Thursday, August 7, 2014

RPGaDAY Part 2

Yeah.  This is small.  Click it if you actually want to read it.
5) Most Old School RPG Owned.

Unfortunately, I no longer have my Red/Blue Box stuff.  It was lost in my move back from Louisiana.  I still have the AD&D Player's Guide from middle school, though.  It sits on my shelf held together by masking tape and a promise not to touch it any more.  Still, the MOST old School thing I own is something I picked up about fifteen years ago in a bundle of stuff given to me by an old college buddy.  It is the first edition of a (seemingly) unauthorized D&D module from Iron Crown Enterprises from 1980 entitled The Iron Wind.  It truly is Old School, complete with amateur production values, an incomprehensible faux handwriting font, and nothing resembling a plot.  On a positive note, it does have a couple of cool maps.  Also, it seems to have been popular in some circles as it got two reprints over the years.  It is a good reminder, if nothing else, of how far the hobby has come in the last 35 years.   


6) Favorite RPG Never Get to Play

This one is actually pretty tough.  If I include games that I have never gotten to play as a player, but have GM'd, then the list can get long, fast.  I have never gotten to play Legend of the Five Rings, GURPS Autoduel, Dark Consporacy, Dragonfist, Freeport, Atomic Highway...  Of those, I am going to go with Legend of the Five Rings though.  Not just because I have never gotten to play as a player, but also because my gaming group has gradually changed into a group of people that do not seen to be interested in that genre at all.  The chances of getting to play it any time soon seem remote.  I cannot even get a decent Gen Con game because they do not play the first edition, which is the one I like the best. 
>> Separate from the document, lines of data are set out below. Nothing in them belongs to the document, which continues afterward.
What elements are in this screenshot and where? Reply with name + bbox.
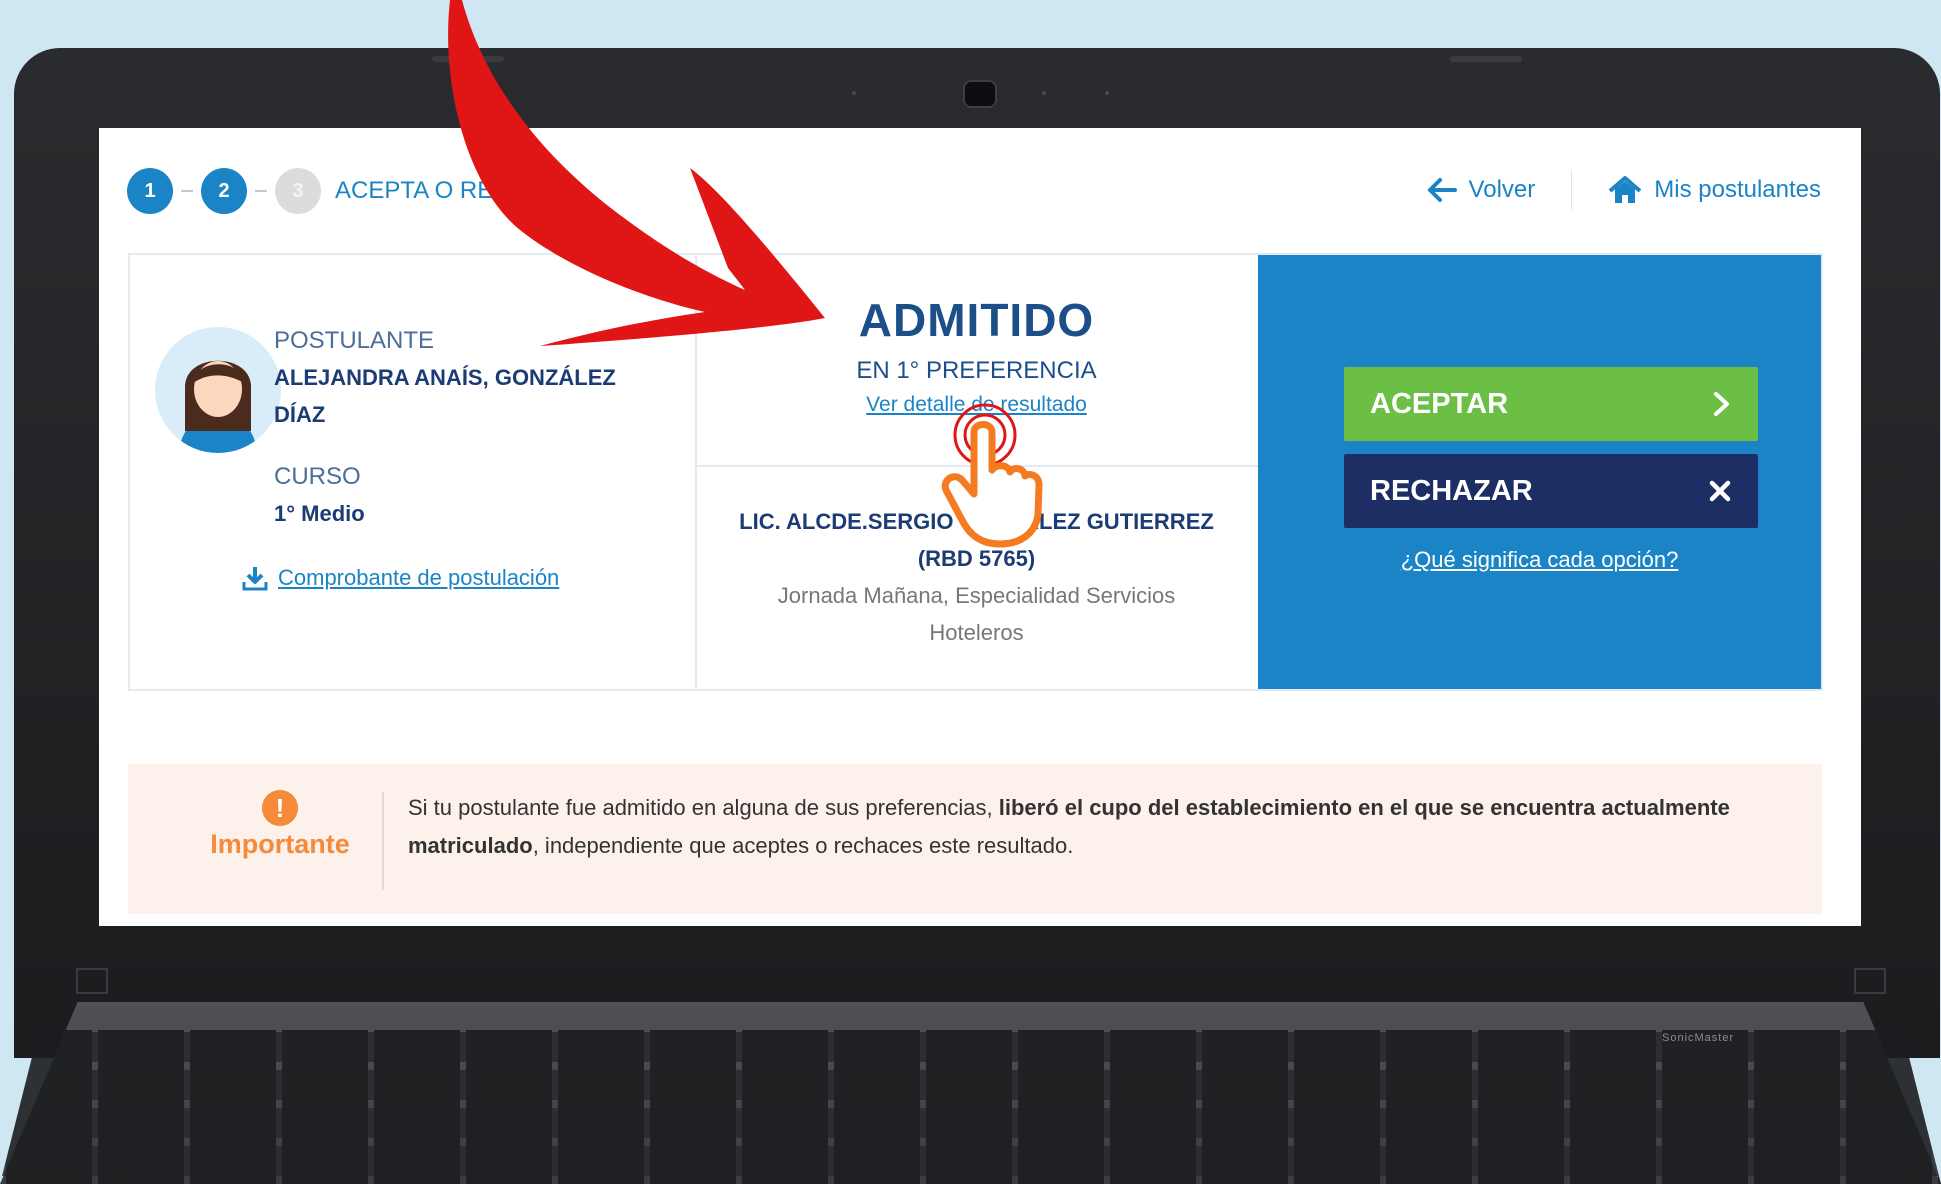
result-status-box: ADMITIDO EN 1° PREFERENCIA Ver detalle d… bbox=[695, 255, 1258, 467]
result-card: POSTULANTE ALEJANDRA ANAÍS, GONZÁLEZ DÍA… bbox=[128, 253, 1823, 691]
receipt-link[interactable]: Comprobante de postulación bbox=[242, 565, 559, 591]
applicant-panel: POSTULANTE ALEJANDRA ANAÍS, GONZÁLEZ DÍA… bbox=[130, 255, 697, 689]
bezel-notch bbox=[1450, 56, 1522, 62]
result-status: ADMITIDO bbox=[858, 294, 1095, 346]
school-name-line1: LIC. ALCDE.SERGIO GONZALEZ GUTIERREZ bbox=[739, 509, 1214, 534]
reject-button[interactable]: RECHAZAR bbox=[1344, 454, 1758, 528]
applicant-name-line2: DÍAZ bbox=[274, 402, 326, 427]
arrow-left-icon bbox=[1427, 178, 1457, 202]
school-rbd: (RBD 5765) bbox=[917, 546, 1036, 571]
progress-steps: 1 2 3 ACEPTA O RECHAZA bbox=[127, 168, 575, 214]
download-icon bbox=[242, 567, 268, 591]
back-link[interactable]: Volver bbox=[1427, 176, 1536, 204]
notice-title: Importante bbox=[210, 829, 350, 859]
brand-sonicmaster: SonicMaster bbox=[1662, 1032, 1735, 1044]
screen: 1 2 3 ACEPTA O RECHAZA Volver Mis postul… bbox=[99, 128, 1861, 926]
step-2: 2 bbox=[201, 168, 247, 214]
hinge bbox=[1854, 968, 1886, 994]
keyboard-keys bbox=[0, 1030, 1941, 1184]
exclamation-icon: ! bbox=[262, 790, 298, 826]
nav-divider bbox=[1571, 170, 1573, 210]
step-3: 3 bbox=[275, 168, 321, 214]
step-connector bbox=[255, 190, 267, 192]
webcam bbox=[963, 80, 997, 108]
bezel-notch bbox=[432, 56, 504, 62]
accept-label: ACEPTAR bbox=[1370, 387, 1509, 420]
step-1: 1 bbox=[127, 168, 173, 214]
notice-text-part2: , independiente que aceptes o rechaces e… bbox=[532, 833, 1074, 858]
school-info-line1: Jornada Mañana, Especialidad Servicios bbox=[777, 583, 1176, 608]
important-notice: ! Importante Si tu postulante fue admiti… bbox=[128, 764, 1822, 914]
applicant-name-line1: ALEJANDRA ANAÍS, GONZÁLEZ bbox=[274, 365, 616, 390]
camera-dot bbox=[852, 91, 856, 95]
home-icon bbox=[1608, 176, 1642, 203]
result-preference: EN 1° PREFERENCIA bbox=[856, 357, 1097, 384]
school-info-line2: Hoteleros bbox=[929, 620, 1024, 645]
accept-button[interactable]: ACEPTAR bbox=[1344, 367, 1758, 441]
hinge bbox=[76, 968, 108, 994]
course-value: 1° Medio bbox=[274, 501, 365, 526]
close-icon bbox=[1709, 480, 1731, 502]
home-label: Mis postulantes bbox=[1654, 176, 1821, 203]
camera-dot bbox=[1042, 91, 1046, 95]
camera-dot bbox=[1105, 91, 1109, 95]
applicant-label: POSTULANTE bbox=[274, 327, 435, 354]
top-nav: Volver Mis postulantes bbox=[1427, 170, 1821, 210]
result-panel: ADMITIDO EN 1° PREFERENCIA Ver detalle d… bbox=[695, 255, 1260, 689]
notice-text: Si tu postulante fue admitido en alguna … bbox=[408, 789, 1738, 865]
step-connector bbox=[181, 190, 193, 192]
notice-text-part1: Si tu postulante fue admitido en alguna … bbox=[408, 795, 999, 820]
receipt-link-label: Comprobante de postulación bbox=[278, 565, 560, 590]
options-help-link[interactable]: ¿Qué significa cada opción? bbox=[1258, 547, 1821, 573]
back-label: Volver bbox=[1468, 176, 1536, 203]
notice-divider bbox=[382, 792, 384, 890]
reject-label: RECHAZAR bbox=[1370, 474, 1533, 507]
home-link[interactable]: Mis postulantes bbox=[1608, 176, 1821, 204]
course-label: CURSO bbox=[274, 463, 361, 490]
actions-panel: ACEPTAR RECHAZAR ¿Qué significa cada opc… bbox=[1258, 255, 1821, 689]
result-detail-link[interactable]: Ver detalle de resultado bbox=[695, 393, 1258, 417]
step-label: ACEPTA O RECHAZA bbox=[335, 177, 575, 204]
school-info: Jornada Mañana, Especialidad Servicios H… bbox=[725, 577, 1228, 651]
avatar bbox=[155, 327, 281, 453]
school-name: LIC. ALCDE.SERGIO GONZALEZ GUTIERREZ (RB… bbox=[695, 503, 1258, 577]
chevron-right-icon bbox=[1714, 392, 1729, 416]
7) Most Intellectual RPG Owned

By most standards, most of the hobby would be considered intellectual.  I suppose within the hobby, however, some games tackle more complex issues than others.  Certainly Savage Worlds treads less philosophical ground than say Dogs in the Vinyard.  I think my answer here, however, is going to be GURPS Vehicles.  Any game system for vehicle creation that requires the use of a scientific calculator is probably not only intellectual, but also too intellectual for me.

8) Favorite Character

While the last two were pretty tough, this one is remarkably easy.  I have been the GM for much of my gaming tenure.  As a result, I do not have a ton of PCs to choose from.  In the last few years, I have had several memorable characters:  "Wild" Bill Breckenridge in the GURPS Crimson Sky game, Phil Stonefist from Savage Star Frontiers, and my current Owen Sparks in the SW/Bookhounds of London game.  None of those characters, however, can hold a candle to my old Top Secret/James Bond RPG character Bill Phillips.  Phillips is part spy, part psychopath.  He has the subtlety of the aluminum baseball bat he carries and regularly uses to beat the stuffing out of all who cross him.  Prone to big guns, highly dubious modes of transportation, and hard living, Phillips was my college power fantasy lovingly allowed to wreck his surroundings by a permissive GM.  I would likely hate to have Bill as a PC in a game I ran, but he was a hell of a lot of fun to play.